Why Service Startups Are Taking a New Path: Making Products

In what may seem like a natural extension in hindsight, Indian service startups are leveraging consumer data generated on their platform to understand market demand for specific products and expand into manufacturing. For example, home services marketplace Urban Company plans to launch its own line of water purifiers and is about to officially announce the product to users of its app, sources said.

From manufacturing reverse osmosis (RO) filters used by its service professionals during maintenance, Urban Company has now decided to expand into water manufacturing. There are plans to launch more products based on consumer interest in water purifiers, and hiring for product development is underway, the person said.

When contacted, Urban Company said it had been piloting water purifier sales since November last year. More than 1,000 users purchased the product during the pilot project, the company said, confirming its intention to manufacture and sell water purifiers under its own brand.

Similarly, social commerce platform Meesho had previously shifted from its reseller-led model to selling products directly to end customers, like Amazon and Flipkart. From selling unbranded products, he has now learned to partner with smaller brands to start offering branded products on his platform.

According to sources, more than 60% of Meesho’s transacting users come from its direct selling business. The company is looking to capitalize on this by partnering with smaller brands to launch branded products on its platform. Meesho did not respond to questions.

Before Urban Company and Meesho, several startups leveraged data generated on their platform to expand into new categories to increase revenue and attract investors.

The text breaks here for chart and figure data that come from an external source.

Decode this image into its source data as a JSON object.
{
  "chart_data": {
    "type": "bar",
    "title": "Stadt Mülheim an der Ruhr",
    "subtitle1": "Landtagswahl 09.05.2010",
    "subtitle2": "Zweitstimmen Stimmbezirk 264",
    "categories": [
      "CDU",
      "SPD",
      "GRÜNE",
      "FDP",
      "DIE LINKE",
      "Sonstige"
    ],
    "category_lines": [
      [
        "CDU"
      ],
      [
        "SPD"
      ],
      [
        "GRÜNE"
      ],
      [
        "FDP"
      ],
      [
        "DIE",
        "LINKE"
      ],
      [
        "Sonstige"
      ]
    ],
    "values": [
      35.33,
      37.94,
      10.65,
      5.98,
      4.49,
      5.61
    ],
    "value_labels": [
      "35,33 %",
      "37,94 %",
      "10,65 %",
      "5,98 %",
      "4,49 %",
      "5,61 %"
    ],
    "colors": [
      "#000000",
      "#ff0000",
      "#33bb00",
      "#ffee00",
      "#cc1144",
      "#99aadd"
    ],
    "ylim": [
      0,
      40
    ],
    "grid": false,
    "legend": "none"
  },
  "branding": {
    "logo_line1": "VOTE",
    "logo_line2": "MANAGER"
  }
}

Zomato recently dove into food delivery in 10 minutes thanks to the insights generated over the years from food delivery. This allows it to set up a network of grocery stores near neighborhoods with a high customer base. Stores will stock the best-selling items in each locality, with the estimated cooking time for these items being 2-4 minutes given the predictability of demand.

Competitor Swiggy has already successfully experimented with a cloud kitchen network in some locations.

Blinkit, which pivoted to deliver groceries in less than 10 minutes, opened a network of dark stores across cities based on consumer data it had collected as an online grocer in its old avatar. Groffers. Workers at these dark stores previously told The Indian Express that different dark stores may have different high priority items depending on the localities served.

The community safety platform MyGate, equipped with the data of residents of residential corporations using its services, had also introduced community-specific services such as enterprise resource planning solutions for resident welfare associations. to help with accounting, invoicing, and expense tracking, among other things. The startup had also launched a service called MyGate Club where major brands could interact with residents through curated experiences.

Not all data-driven expansions in the branded goods segment can succeed. In March last year, Zomato began selling nutraceuticals under its own brand which it shut down within six months after a quiet response from customers.